Objectives: To develop a method for choosing sample intervals that provide accurate estimates of area under the concentration-time curve (AUC) when using the log trapezoidal method. The developed method will only require single individual or mean pooled concentration data and will not require prior pharmacokinetic knowledge for the drug of interest, as in the case where proposed analysis is via non-compartmental analysis methods.
Methods: An algorithm was written using the R programming language. Optimal sample intervals were determined by minimising trapezoidal integration error. Trapezoidal error was approximated using the sample interval and the second derivative of a function describing the concentration data. Time intervals that minimised the integration error were found using a genetic algorithm followed by a quasi-Newton method. The best function describing the data was obtained by fitting sum of exponential models using maximum likelihood estimation.
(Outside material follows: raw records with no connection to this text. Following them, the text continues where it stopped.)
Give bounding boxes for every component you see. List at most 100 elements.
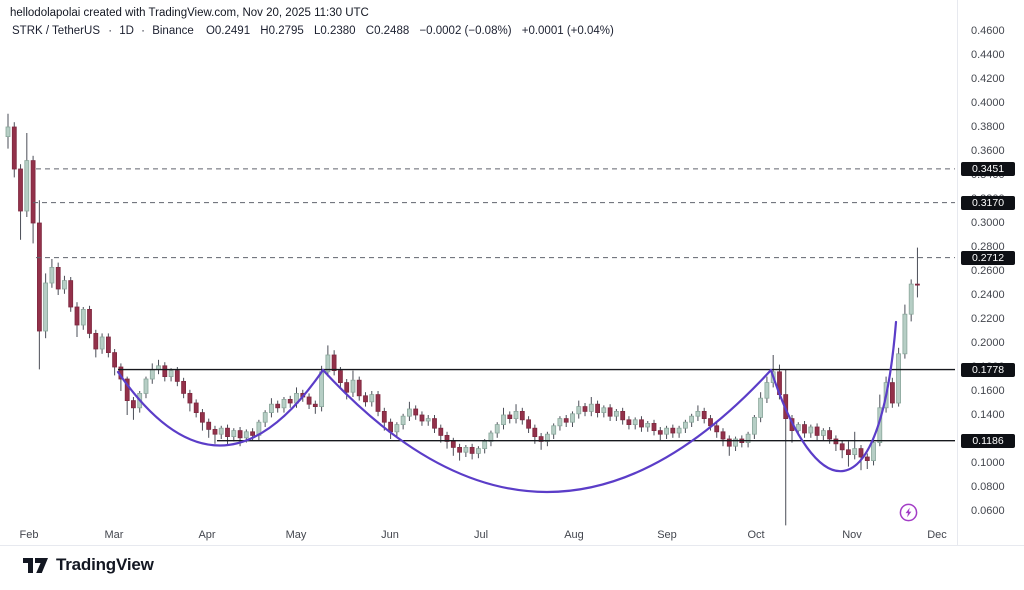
candle[interactable] <box>438 424 444 443</box>
candle[interactable] <box>5 113 11 149</box>
candle[interactable] <box>526 416 531 433</box>
candle[interactable] <box>833 435 839 451</box>
candle[interactable] <box>733 436 738 451</box>
candle[interactable] <box>657 427 663 441</box>
candle[interactable] <box>156 359 161 375</box>
candle[interactable] <box>683 419 688 433</box>
candle[interactable] <box>519 407 525 425</box>
candle[interactable] <box>701 407 707 424</box>
candle[interactable] <box>325 345 331 377</box>
candle[interactable] <box>726 435 732 456</box>
candle[interactable] <box>871 437 876 466</box>
candle[interactable] <box>570 411 575 427</box>
candle[interactable] <box>821 428 826 441</box>
candle[interactable] <box>676 425 682 438</box>
candle[interactable] <box>545 431 550 447</box>
candle[interactable] <box>846 441 851 467</box>
candle[interactable] <box>664 425 669 439</box>
candle[interactable] <box>369 391 375 407</box>
tradingview-logo[interactable]: TradingView <box>22 555 154 575</box>
candle[interactable] <box>18 164 23 240</box>
candle[interactable] <box>143 376 149 399</box>
lightning-icon[interactable] <box>899 503 918 522</box>
candle[interactable] <box>908 279 914 322</box>
price-tag-0.1186[interactable]: 0.1186 <box>961 433 1015 448</box>
candle[interactable] <box>30 155 36 244</box>
candle[interactable] <box>551 423 557 439</box>
candle[interactable] <box>563 415 569 427</box>
candle[interactable] <box>400 413 406 430</box>
candle[interactable] <box>595 400 600 418</box>
candle[interactable] <box>225 424 230 445</box>
candle[interactable] <box>350 370 356 397</box>
candle[interactable] <box>99 333 105 354</box>
candle[interactable] <box>507 411 513 424</box>
candle[interactable] <box>557 416 563 431</box>
candle[interactable] <box>720 428 726 447</box>
candle[interactable] <box>388 418 394 439</box>
candle[interactable] <box>206 418 212 438</box>
price-tag-0.3451[interactable]: 0.3451 <box>961 161 1015 176</box>
candle[interactable] <box>281 397 287 413</box>
candle[interactable] <box>419 411 425 426</box>
candle[interactable] <box>24 133 30 217</box>
candle[interactable] <box>576 400 582 419</box>
candle[interactable] <box>413 405 419 420</box>
candle[interactable] <box>494 422 500 438</box>
candle[interactable] <box>689 413 694 427</box>
candle[interactable] <box>130 397 136 420</box>
interval-label[interactable]: 1D <box>119 25 134 37</box>
candle[interactable] <box>607 404 613 421</box>
candle[interactable] <box>394 422 400 437</box>
candle[interactable] <box>858 445 864 471</box>
candle[interactable] <box>588 397 594 417</box>
cup-curve-drawing[interactable] <box>769 320 898 473</box>
candle[interactable] <box>915 247 920 298</box>
candle[interactable] <box>645 421 651 432</box>
candle[interactable] <box>639 416 644 432</box>
candle[interactable] <box>601 405 607 418</box>
candle[interactable] <box>149 363 155 384</box>
candle[interactable] <box>745 431 751 448</box>
candle[interactable] <box>752 415 757 439</box>
candle[interactable] <box>783 369 789 526</box>
candle[interactable] <box>902 304 908 359</box>
candle[interactable] <box>802 421 807 438</box>
candle[interactable] <box>262 410 268 427</box>
candle[interactable] <box>43 273 48 339</box>
candle[interactable] <box>344 379 350 400</box>
candle[interactable] <box>37 200 42 370</box>
candle[interactable] <box>275 400 281 413</box>
cup-curve-drawing[interactable] <box>116 368 325 447</box>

To evaluate the method, a dataset of 5000 random pharmacokinetic profiles were simulated consisting of two- and three-compartment pharmacokinetics without first order absorption and one-, two- and three-compartment pharmacokinetics with first order absorption. Each profile randomly sampled rate constants and macro-constants from uniform distributions designed to provide distinct phases in the concentration-time profile. Nine concentration observations were sampled from the profile with residual unexplained variability applied to represent real data. These data were subsequently used to test the methods ability to estimate AUC, maximum concentration (Cmax) and time of maximum concentration (tmax). Empirically selected sample times were used as a comparator. The comparator was a sampling regimen empirically designed by a knowledgeable pharmacometrician.
Results: The final method produced sample times that were equivalent (occasionally superior) to empirically selected sample times in estimating AUC, Cmax and tmax. Alterations to the method allowed for the algorithm to choose a final concentration time (tlast) that ensured three terminal half-lives were within the sampling period. This method was often superior to the empirical method.
Conclusion: A method was developed that produces sampling intervals of equal or better quality to those selected empirically by a pharmacometrician, and may be particularly useful for users with limited pharmacometric training. This method removes the subjectivity of choosing sample times and allows for users to quickly determine optimal sampling intervals for determining AUC, Cmax and tmax. The sample times are easily re-optimised if the number of required samples is increased or decreased. Being developed in R, this method can be made easily accessible and is highly customisable.